A series of unexpected shocks left the Canadian economy reeling in 2003 and that had a negative effect on shipment volumes that was felt well into the third quarter.Despite a 5.2% jump in manufacturin...
A series of unexpected shocks left the Canadian economy reeling in 2003 and that had a negative effect on shipment volumes that was felt well into the third quarter.
Despite a 5.2% jump in manufacturing shipments in September, third quarter shipments were still down 0.4%, following a 3.9% drop in the second.
There is reason to hope for a strong rebound, however.

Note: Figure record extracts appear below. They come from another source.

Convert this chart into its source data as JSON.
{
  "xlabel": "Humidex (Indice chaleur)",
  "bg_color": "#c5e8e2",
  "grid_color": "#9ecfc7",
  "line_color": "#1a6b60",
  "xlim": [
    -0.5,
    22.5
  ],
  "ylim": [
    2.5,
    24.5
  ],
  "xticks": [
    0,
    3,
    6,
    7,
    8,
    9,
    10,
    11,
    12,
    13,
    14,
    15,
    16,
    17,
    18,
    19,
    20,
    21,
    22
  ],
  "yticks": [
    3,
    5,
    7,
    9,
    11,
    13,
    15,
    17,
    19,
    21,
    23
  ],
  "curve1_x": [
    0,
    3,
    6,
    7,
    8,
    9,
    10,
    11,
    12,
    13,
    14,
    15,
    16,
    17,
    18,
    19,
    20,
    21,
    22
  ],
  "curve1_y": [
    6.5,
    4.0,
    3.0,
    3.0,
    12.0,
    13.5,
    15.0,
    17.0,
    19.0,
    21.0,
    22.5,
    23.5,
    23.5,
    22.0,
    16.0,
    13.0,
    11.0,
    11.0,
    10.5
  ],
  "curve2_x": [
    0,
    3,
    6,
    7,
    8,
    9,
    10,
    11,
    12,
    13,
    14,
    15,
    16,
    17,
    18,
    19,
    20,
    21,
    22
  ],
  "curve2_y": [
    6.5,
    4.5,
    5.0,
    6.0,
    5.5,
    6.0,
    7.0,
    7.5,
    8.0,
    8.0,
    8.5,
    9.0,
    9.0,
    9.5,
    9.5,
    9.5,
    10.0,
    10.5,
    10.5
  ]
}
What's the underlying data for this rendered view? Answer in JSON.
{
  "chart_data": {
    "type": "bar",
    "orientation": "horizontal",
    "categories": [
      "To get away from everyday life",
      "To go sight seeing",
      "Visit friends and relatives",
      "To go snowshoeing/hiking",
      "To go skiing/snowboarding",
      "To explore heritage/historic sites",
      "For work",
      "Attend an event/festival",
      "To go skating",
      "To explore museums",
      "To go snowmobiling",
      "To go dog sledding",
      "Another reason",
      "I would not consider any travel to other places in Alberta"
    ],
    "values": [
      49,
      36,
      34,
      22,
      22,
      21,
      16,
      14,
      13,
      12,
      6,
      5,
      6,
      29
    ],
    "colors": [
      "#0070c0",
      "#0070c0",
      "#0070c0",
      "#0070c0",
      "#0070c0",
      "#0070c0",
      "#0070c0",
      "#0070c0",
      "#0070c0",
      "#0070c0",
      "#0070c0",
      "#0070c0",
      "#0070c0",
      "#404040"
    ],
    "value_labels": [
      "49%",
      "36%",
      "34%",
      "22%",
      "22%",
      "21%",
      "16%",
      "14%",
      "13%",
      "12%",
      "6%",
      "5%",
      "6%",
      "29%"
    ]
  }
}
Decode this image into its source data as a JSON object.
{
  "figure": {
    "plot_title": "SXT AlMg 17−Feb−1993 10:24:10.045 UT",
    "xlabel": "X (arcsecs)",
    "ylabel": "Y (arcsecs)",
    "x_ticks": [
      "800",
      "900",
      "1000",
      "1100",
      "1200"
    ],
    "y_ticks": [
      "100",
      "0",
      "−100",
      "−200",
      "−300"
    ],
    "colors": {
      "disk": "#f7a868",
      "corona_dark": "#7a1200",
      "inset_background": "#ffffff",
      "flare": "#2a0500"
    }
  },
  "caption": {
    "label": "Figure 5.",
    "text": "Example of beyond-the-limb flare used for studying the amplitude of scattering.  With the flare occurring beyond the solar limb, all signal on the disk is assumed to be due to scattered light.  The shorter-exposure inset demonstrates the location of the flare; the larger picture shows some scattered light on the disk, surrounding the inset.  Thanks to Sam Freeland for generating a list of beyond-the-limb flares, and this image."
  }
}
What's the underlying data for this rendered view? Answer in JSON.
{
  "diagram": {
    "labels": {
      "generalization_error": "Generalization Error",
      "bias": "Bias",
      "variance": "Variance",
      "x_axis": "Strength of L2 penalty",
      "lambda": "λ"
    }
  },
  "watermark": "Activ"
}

The first cause for optimism, particularly for the many mid-sized and large carriers that haul into the U.S., is the strong rebound of the American economy in the third quarter. The 7.2% GDP growth reported by the U.S. Department of Commerce marked the fastest pace of growth for the American economy since 1984 and sailed past what were already optimistic forecasts for the quarter. Even though most forecasts call for a pullback in the fourth quarter, the full year growth for the U.S. economy is still expected to come in at a healthy 4%.
As Peter Sacks of Toron Capital Markets points out , the U.S. “is the one economy that has shown time and again that it can turn around on a dime.”
Controlling almost 66% of Canada-U.S. trade, trucking is perfectly positioned to reap the benefits of an upsurge of exports to a revitalized U.S. market. Both merchandise exports to and imports from the U.S. market were up in September, recovering most of the declines experienced in August largely due to the power blackout in Ontario and the northeastern U.S., the latest (and hopefully final) shock for the Canadian economy in 2003. Canadian exports rose by 4.7% in September while imports rose 4.5%, according to the latest available Statistics Canada figures.
While almost half of the export jump in September stemmed from increased activity in the automotive sector, all industrial categories showed healthy gains going into the fourth quarter.
Of course, there is still concern about the impact of the high Canadian dollar on Canadian exports. But, according to money market analysts such as Sacks, those concerns should be alleviated within a few months.
“The trick is to survive the current bubble. By the first quarter of 2004 the Canadian dollar will fall to or below 75 cents U.S. Things will be a lot easier then,” Sacks predicts.
Certainly the domestic situation heading into the final quarter of 2003 and beyond is looking much improved.
The composite leading indicator rose 0.8% in September and 0.6% in October. That made for five straight months of improving economic conditions. Retail sales advanced 1.1% in the third quarter, after remaining essentially unchanged in the second (-0.1%). Wholesalers saw a slight decline (0.2%) in their sales in the third quarter but finished the quarter strong with a 6.1% increase in September. Of particular interest to carriers is the fact that manufacturing shipments in September soared to $43 billion, their highest level since March. And the increase was broadly based, as 17 of 21 manufacturing industries, representing 84% of total shipments, reported increases.
Manufacturers were also optimistic about their business prospects going into the fourth quarter. In October, 34% of the almost 4,000 manufacturers responding to Statistics Canada’s Quarterly Business Conditions Survey stated they would increase production in the fourth quarter, while 16% expected to decrease production. This marked the highest positive balance since April 2000. Part of their optimism stems from the fact that in September unfilled orders (the stock of orders that will contribute to future shipments) posted their first increase (1.1%) in over a year.
Carriers hauling for companies serving the primary metal, transportation equipment and food industries should be particularly bullish on shipment growth as these industries were the most optimistic about cranking up production.
Manufacturers spent much of the second and third quarters of 2003 cutting back on their inventories. They trimmed another 0.7% in September, marking the fifth consecutive decline. In fact, heading into the final quarter of the year, manufacturing inventories in Canada were at $60.9 billion, the lowest level since April 2000, according to Statistics Canada. That would indicate that there is room for manufacturers to begin rebuilding their inventory levels as the U.S. and Canadian economies rebound, which of course will contribute to shipment level increases.
Already by September stronger shipment activity coupled with the lower inventories mentioned was contributing to a notable drop in the inventory-to-shipment ratio, a measure of the time that would be required in order to exhaust inventories if shipments were to remain at their current levels.